Los domingos y días de feria en los pueblos del interior de Galicia, los pulpeiros emiten señales de humo, pertrechados en sus calderos de cobre, sus tijeras y sus aguas (hay quien dice que lo cambian todo). Una llamada, como el sonido de una campana que convoca a una comunión gastronómica. El centro de una vida. Un fragmento de interior. La memoria perpetua de una hermosa estampa de pueblo.
Manuel Domínguez es nieto de “O Guapo”, un conocido pulpeiro de O Carballiño (Ourense). Estudió Empresariales pero en su retina dormía el despertar del viaje permanente por ferias y pueblos al calor de la preparación del pulpo. “Los niños aprenden a escribir y a cantar, a leer, a escuchar, a cortar, a coser y a trabajar con esmero”, escribió Yeats. Muy a pesar de su padre, un empleado de banca, continuó sus estudios en la Escuela de Hostelería de Vilamarín, continuó su formación en el Parador de Verín y se fogueó en un ciento de bodas y ceremonias hasta que decidió venirse a Madrid.

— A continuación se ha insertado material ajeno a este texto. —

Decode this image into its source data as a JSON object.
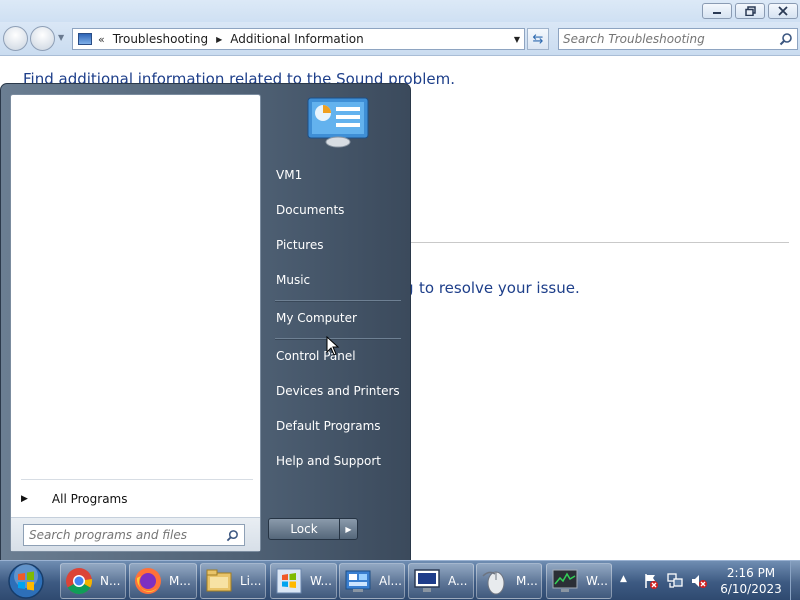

En la capital se enroló en la cocina del Goizeko Kabi y en la del Comité; estudió técnicas de cocina al vacío y montó su propio proyecto: Lúa, en la calle Zurbano, 85 (donde hoy está un restaurante italiano, A Vánvera). Allí le fuimos descubriendo y trabando amistad de manera encadenada: unos amigos llevábamos a otros.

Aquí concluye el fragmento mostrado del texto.